The buy-low window is clearly shut on Riley at this point, but if you have an attractive opportunity to acquire the young outfielder -- especially in any kind of keeper format -- he is worth slightly overpaying for.

Add Casey Mize

Casey Mize (44% rostered in Yahoo leagues) - After scuffling through three of his first four Major League appearances, Mize is now on a streak of five consecutive quality starts, picking up two wins along the way despite playing with one of the worst offenses in baseball.

Mize has always had the pedigree to become a future ace, as he was MLB's fifth-ranked prospect entering 2020 and was drafted first overall out of Auburn in the summer of 2018. He is certainly already paying dividends for the Detroit Tigers, but is it sustainable? And what is in Mize's arsenal that has helped achieve his recent string of success?

The first thing that stands out about Mize is his devastating split-finger fastball. According to Baseball Savant, it is a pitch only thrown by 16 MLB starters with any consistency, and Mize's is the seventh-fastest at 87.1 MPH. Opponents are only slugging .382 against the pitch this year, mostly due to movement that is unlike any other pitch most batters have seen. Mize's splitter has the most vertical movement versus the average pitch of any starter this year -- even greater than established split-finger masters like Nathan Eovaldi and Kenta Maeda.

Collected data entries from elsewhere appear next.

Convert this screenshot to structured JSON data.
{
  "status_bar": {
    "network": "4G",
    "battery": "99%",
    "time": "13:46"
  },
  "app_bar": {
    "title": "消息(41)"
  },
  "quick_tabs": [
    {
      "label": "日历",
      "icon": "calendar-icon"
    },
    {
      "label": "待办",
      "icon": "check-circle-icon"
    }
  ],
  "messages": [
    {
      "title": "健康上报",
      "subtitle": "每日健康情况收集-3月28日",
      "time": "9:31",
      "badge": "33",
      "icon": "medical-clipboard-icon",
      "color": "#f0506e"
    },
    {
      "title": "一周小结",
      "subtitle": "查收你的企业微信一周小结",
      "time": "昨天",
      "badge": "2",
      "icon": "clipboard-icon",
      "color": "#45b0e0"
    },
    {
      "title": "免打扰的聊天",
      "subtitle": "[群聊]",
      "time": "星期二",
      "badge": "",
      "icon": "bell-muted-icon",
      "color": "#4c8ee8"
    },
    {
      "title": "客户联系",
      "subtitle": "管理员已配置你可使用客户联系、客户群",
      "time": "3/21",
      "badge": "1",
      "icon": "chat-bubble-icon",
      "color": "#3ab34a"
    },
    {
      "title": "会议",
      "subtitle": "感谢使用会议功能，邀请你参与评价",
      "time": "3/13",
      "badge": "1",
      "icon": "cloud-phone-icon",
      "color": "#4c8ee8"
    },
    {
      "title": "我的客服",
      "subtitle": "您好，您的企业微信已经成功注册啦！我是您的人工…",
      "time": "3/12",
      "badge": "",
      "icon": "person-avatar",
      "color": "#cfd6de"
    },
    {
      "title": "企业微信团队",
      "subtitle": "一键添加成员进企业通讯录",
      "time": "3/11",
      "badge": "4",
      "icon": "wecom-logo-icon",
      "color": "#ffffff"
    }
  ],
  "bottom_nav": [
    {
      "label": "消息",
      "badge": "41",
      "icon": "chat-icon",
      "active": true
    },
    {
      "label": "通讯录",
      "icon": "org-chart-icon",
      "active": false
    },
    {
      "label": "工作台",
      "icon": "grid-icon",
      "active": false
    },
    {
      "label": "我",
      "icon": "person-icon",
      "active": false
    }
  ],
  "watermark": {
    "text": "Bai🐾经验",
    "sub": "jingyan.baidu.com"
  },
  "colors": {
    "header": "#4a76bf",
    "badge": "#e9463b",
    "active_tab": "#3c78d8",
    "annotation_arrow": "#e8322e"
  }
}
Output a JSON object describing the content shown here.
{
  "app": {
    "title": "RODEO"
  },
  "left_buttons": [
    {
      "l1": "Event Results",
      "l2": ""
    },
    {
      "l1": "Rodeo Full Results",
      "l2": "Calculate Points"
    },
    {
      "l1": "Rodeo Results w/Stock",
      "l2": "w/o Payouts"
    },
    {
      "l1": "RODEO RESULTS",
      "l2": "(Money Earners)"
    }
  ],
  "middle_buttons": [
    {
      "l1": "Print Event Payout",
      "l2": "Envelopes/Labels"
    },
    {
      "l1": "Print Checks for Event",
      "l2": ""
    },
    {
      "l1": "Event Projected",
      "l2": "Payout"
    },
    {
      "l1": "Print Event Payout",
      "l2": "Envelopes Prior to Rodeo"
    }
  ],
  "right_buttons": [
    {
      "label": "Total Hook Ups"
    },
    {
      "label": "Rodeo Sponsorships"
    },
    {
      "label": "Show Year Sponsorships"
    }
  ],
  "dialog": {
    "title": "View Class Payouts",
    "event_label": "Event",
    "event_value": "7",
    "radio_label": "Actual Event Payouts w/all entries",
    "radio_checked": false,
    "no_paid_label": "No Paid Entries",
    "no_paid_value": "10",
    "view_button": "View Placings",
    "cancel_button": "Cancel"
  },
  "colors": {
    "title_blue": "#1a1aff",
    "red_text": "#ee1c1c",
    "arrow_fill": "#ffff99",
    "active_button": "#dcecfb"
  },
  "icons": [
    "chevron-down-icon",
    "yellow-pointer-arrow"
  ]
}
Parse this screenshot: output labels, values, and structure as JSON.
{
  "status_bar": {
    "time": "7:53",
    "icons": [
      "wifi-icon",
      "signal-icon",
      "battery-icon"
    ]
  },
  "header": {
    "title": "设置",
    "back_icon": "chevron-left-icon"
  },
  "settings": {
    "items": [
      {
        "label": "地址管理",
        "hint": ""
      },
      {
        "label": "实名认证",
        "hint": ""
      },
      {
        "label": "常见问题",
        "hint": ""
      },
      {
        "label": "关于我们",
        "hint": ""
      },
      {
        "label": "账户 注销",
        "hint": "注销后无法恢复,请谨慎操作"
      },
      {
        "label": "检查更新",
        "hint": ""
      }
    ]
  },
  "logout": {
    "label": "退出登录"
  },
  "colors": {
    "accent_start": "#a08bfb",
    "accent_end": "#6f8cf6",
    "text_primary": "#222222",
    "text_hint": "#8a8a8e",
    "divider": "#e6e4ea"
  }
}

Mize features five different pitches in his arsenal, throwing none of them more than 26.9% of the time. That diverse set of pitches is enough to keep batters off-balance, but he tends to save his best stuff for when the count is in his favor. This display below from Baseball Savant shows which pitch Mize throws in each count, with the green/turquoise color being the splitter.

As you can see, he throws this pitch much more when the count is in his favor (0-2, 1-2, 2-2). And with its above-average movement in on right-handers and massive drop away from all batters, it is quickly becoming one of baseball's wipeout pitches.

If you are in a wins league, Mize gets bumped down a few notches because of the poor run support, but you are in need of elite ratios or quality starts, Mize looks like a keeper for the rest of the season.